Hardly any subject could be so indifferent or
uninviting, that this teeming and fertile intellect
did riot surround it with a thousand graces
of allusion, illustration, and fanciful expression.
He might have suggested Butler's hero,

                'who could not ope
        His mouth but out there flew a trope,'

with the difference that each trope flew to its
proper mark, each fancy found its place in the
dazzling profusion, and he could at all times,
with a charming and instinctive case, put the
nicest restraints and checks on his glowing
velocity of declamation. A worthy Glasgow
baillie, smarting under an adverse verdict
obtained by these facilities of speech, could find
nothing so bitter to advance against the speaker
as a calculation made with the help of
Johnson's Dictionary, to the effect that Mr. Jeffrey,
in the course of a few hours, had spoken the
whole English language twice over!

But the Glasgow baillie made little
impression on his fellow citizens; and from Glasgow
came the first public tribute to Jeffrey's
now achieved position, and legal as well as
literary fame. He was elected Lord Rector of
the University in 1821 and 1822. Some seven
or eight years previously he had married the
accomplished lady who survives him, a
grandniece of the celebrated Wilkes; and had
purchased the lease of the villa near Edinburgh
which he occupied to the time of his death,
and whose romantic woods and grounds will
long be associated with his name. At each
step of his career a new distinction now
awaited him, and with every new occasion
his unflagging energies seemed to rise and
expand. He never wrote with such masterly
success for his Review as when his whole time
appeared to be occupied with criminal
prosecutions, with contested elections, with journeyings
from place to place, with examinings and
cross-examinings, with speeches, addresses,
exhortations, denunciations.

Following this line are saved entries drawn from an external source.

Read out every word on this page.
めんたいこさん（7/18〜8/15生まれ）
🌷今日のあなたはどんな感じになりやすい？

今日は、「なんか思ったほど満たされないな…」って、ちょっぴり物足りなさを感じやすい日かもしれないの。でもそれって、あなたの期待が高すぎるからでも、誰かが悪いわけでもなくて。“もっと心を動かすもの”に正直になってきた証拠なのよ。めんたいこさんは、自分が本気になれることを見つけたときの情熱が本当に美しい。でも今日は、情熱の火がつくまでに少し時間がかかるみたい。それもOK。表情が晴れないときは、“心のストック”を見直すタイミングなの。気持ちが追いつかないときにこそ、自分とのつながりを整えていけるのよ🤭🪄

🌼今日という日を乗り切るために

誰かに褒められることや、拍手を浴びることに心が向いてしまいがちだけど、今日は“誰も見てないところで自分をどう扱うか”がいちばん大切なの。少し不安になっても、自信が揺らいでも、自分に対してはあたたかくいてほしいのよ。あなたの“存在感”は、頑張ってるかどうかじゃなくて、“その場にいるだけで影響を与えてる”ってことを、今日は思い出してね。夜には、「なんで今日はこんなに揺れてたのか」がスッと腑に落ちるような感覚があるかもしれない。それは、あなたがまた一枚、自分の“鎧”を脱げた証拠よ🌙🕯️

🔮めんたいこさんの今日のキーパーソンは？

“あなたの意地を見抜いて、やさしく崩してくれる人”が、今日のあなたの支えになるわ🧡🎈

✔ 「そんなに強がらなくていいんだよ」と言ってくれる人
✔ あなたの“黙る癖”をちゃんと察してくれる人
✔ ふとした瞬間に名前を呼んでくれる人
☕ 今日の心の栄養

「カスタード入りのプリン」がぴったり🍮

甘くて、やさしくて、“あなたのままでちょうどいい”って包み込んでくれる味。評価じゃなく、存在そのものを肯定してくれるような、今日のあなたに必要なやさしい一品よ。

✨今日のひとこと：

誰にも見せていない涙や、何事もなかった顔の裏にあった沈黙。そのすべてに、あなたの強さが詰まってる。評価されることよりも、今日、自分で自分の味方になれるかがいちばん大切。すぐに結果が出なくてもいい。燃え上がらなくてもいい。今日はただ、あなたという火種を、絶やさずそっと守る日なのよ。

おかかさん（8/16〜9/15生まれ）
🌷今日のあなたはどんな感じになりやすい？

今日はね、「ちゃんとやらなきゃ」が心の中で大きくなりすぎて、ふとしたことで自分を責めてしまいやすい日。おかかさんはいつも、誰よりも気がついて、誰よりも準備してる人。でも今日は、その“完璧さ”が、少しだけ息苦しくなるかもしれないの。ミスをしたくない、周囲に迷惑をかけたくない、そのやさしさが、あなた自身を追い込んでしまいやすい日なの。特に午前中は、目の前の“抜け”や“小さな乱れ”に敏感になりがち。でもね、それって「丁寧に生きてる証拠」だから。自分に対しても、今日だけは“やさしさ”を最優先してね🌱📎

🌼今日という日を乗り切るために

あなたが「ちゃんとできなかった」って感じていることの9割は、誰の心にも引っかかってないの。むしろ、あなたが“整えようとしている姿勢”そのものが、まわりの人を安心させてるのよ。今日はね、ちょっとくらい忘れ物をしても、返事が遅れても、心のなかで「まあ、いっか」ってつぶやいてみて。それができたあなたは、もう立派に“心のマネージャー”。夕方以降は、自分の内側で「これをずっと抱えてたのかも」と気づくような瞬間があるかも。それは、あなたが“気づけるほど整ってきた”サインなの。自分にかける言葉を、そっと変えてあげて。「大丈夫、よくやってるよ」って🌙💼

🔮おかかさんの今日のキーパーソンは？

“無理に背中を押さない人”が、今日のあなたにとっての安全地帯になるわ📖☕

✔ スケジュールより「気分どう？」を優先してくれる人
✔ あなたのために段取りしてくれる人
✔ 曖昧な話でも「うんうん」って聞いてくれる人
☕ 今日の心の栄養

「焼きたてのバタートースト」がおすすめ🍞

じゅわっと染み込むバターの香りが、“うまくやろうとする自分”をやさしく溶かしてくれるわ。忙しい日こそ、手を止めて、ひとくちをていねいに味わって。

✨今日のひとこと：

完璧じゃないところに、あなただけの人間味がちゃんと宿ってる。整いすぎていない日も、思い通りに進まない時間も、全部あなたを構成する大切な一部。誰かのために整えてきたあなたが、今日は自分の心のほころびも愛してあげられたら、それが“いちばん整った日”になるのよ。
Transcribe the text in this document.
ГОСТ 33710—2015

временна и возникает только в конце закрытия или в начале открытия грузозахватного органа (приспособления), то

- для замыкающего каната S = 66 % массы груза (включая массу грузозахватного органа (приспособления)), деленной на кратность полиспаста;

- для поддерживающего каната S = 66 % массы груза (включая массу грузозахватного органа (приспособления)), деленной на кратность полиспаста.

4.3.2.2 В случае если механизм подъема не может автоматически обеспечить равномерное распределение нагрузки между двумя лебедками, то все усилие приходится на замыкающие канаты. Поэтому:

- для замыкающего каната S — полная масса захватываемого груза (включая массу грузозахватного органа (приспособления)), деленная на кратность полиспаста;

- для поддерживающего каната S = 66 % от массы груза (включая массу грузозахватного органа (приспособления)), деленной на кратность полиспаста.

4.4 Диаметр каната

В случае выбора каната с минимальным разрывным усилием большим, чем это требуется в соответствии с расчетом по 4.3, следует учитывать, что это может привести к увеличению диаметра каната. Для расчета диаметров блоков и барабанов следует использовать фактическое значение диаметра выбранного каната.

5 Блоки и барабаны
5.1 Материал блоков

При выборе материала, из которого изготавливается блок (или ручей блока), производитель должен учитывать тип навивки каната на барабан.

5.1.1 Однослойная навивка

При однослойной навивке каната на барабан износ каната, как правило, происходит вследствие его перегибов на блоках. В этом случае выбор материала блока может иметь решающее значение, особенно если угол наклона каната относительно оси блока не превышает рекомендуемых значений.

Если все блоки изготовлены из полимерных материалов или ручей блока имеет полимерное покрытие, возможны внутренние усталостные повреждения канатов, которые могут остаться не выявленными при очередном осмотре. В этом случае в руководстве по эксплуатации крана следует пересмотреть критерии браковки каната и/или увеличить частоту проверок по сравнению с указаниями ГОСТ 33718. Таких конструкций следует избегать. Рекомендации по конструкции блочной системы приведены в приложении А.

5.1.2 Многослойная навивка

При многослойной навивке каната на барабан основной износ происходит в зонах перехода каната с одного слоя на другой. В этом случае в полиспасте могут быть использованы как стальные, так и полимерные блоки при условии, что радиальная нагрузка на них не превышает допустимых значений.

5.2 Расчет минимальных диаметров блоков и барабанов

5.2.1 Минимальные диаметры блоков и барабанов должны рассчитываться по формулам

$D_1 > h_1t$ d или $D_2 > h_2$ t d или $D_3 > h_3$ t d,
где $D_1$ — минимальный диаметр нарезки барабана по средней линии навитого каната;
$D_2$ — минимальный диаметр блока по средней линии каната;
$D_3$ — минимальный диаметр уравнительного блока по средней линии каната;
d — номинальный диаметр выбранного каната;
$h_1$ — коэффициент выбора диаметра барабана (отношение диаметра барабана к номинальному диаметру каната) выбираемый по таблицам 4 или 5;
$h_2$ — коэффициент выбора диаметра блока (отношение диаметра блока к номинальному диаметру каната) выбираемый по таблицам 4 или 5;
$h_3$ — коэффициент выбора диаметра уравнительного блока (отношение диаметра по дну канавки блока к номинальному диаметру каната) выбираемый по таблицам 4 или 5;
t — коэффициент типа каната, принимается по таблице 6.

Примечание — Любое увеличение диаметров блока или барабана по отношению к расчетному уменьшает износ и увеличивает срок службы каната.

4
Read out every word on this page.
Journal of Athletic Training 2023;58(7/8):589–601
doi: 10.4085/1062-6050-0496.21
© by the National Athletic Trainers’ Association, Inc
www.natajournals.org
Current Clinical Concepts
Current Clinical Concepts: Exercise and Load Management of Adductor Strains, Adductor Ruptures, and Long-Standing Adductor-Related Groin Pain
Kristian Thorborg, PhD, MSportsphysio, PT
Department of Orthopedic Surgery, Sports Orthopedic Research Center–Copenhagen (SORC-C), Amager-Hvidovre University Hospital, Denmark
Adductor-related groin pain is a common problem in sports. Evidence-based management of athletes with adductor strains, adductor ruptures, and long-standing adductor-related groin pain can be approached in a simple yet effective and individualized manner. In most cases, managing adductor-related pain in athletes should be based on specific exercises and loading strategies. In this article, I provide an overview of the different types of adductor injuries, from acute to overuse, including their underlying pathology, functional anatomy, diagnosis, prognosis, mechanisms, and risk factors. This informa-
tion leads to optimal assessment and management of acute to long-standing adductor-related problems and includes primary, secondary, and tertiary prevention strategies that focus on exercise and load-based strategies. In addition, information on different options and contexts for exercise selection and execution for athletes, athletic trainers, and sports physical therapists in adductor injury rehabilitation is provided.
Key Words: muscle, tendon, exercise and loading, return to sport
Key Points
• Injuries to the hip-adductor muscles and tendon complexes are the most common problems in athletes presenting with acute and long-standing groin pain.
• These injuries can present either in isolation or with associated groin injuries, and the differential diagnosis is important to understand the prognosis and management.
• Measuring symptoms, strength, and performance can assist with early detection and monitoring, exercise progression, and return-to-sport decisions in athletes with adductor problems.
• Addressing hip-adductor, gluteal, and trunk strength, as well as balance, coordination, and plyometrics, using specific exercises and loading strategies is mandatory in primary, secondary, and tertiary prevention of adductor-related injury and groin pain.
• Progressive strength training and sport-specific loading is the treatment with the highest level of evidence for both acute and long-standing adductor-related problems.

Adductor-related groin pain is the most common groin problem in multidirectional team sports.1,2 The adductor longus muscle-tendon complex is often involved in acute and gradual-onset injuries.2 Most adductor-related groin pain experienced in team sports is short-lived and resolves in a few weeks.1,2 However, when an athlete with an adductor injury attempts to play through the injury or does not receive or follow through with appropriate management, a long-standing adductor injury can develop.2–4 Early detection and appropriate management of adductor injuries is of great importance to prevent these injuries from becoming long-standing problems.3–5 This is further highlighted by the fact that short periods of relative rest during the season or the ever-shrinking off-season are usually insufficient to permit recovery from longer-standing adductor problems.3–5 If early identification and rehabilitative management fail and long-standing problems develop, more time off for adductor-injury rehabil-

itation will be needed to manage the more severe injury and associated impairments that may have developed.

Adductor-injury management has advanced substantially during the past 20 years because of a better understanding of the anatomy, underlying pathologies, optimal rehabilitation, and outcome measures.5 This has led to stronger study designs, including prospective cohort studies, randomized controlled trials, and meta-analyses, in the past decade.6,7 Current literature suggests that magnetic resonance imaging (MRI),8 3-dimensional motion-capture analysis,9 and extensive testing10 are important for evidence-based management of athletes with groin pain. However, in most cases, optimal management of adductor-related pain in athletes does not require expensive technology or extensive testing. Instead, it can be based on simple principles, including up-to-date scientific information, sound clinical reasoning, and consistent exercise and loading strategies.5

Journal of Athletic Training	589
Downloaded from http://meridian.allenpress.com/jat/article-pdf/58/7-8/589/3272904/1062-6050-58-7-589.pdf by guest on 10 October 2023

In all
conditions and on all occasions, a very
atmosphere of activity was around him. Even as
he sat, apparently still, waiting to address a
jury or amaze a witness, it made a slow man
nervous to look at him. Such a flush of
energy vibrated through that delicate frame,
such rapid and never ceasing thought played
on those thin lips, such restless flashes of
light broke from those kindling eyes. You
continued to look at him, till his very silence
acted as a spell; and it ceased to be difficult
to associate with his small but well-knit figure
even the giant-like labours and exertions of
this part of his astonishing career.

At length, in 1829, he was elected Dean of
the Faculty of Advocates; and thinking it
unbecoming that the official head of a great law
corporation should continue the editing of a
party organ, he surrendered the management
of the Edinburgh Review. In the year following,
he took office with the Whigs as Lord
Advocate, and replaced Sir James Scarlett in
Lord Fitzwilliam's borough of Malton. In
the next memorable year he contested his
native city against a Dundas; not succeeding in
his election, but dealing the last heavy blow to
his opponent's sinking dynasty. Subsequently
he took his seat as Member for Perth,
introduced and carried the Scotch Reform bill, and
in the December of 1832 was declared member
for Edinburgh. He had some great sorrows at
this time to check and alloy his triumphs.